KogoLab Research & Review

遊ぶように生きる。Vivi kiel Ludi.

彼は文芸家でしょ、科学者ではない

  • 僕らが所属している学会にしても、たかだか数千人の規模ですよね。その学会誌に論文を出したところで、そのうちのごくわずかの人が読むに過ぎない。
  • まあ、そうですね。論文が出たからといって学会員全員が読むわけでもないし。そのごくわずかの人が読むだけです。
  • 一方、新聞の記事になれば、それは何百万という読者に読まれるわけですよ。桁の違う影響力です。で、それは担当の新聞記者が書くわけだけど、彼らは学会誌に目を通しているわけではないんだね。
  • ああ、そうですか。新聞記者のことはよく知りませんが。まあ、日本にはサイエンスライターと呼ばれる職種の人たちが絶対的に不足しているということはいえるでしょうね。

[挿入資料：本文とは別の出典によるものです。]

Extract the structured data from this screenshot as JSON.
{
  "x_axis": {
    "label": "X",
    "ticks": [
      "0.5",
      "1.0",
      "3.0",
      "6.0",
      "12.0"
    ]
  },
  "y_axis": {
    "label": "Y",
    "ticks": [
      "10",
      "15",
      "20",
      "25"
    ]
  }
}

  • たとえば、私のところに取材にくる記者がいるわけだけど、「村上龍についてどう思いますか?」なんてことを聞くわけです。彼は文芸家でしょ。科学者ではない。日本における科学者や研究者っていったい何なんだろうね。文芸家や評論家といっしょくたにされてしまう科学者って。

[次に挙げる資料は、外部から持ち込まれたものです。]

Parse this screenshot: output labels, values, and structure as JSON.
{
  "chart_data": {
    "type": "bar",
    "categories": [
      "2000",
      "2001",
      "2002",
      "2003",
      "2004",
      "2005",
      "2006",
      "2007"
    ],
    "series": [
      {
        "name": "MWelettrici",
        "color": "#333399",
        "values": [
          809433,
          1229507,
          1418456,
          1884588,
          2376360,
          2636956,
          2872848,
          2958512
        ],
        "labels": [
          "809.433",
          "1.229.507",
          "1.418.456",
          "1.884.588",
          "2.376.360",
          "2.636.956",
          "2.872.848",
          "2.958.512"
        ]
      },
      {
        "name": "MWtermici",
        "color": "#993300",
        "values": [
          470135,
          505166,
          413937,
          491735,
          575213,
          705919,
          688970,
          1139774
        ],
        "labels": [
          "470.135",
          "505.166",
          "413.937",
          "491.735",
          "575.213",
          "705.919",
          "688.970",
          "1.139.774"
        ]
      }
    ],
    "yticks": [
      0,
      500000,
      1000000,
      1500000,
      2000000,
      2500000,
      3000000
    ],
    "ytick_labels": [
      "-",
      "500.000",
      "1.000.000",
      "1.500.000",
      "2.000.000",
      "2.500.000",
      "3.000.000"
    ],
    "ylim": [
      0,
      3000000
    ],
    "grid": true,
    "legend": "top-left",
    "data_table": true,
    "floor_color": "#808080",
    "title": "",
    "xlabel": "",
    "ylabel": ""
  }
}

  • そうですねえ。特に人間科学系の科学者については、科学者と思われていないふしもあります。本人もそう思っていない科学者が多かったりして。
  • でね、これを打開するには外圧しかないと思っているんです。新聞記者も国内の学会誌はあまり読んでいないようだけど、ScienceやNatureといった雑誌には一応目を通している。それでそういう雑誌に投稿して、日本に逆輸入させるしかないのではないかと、こう思っているんです。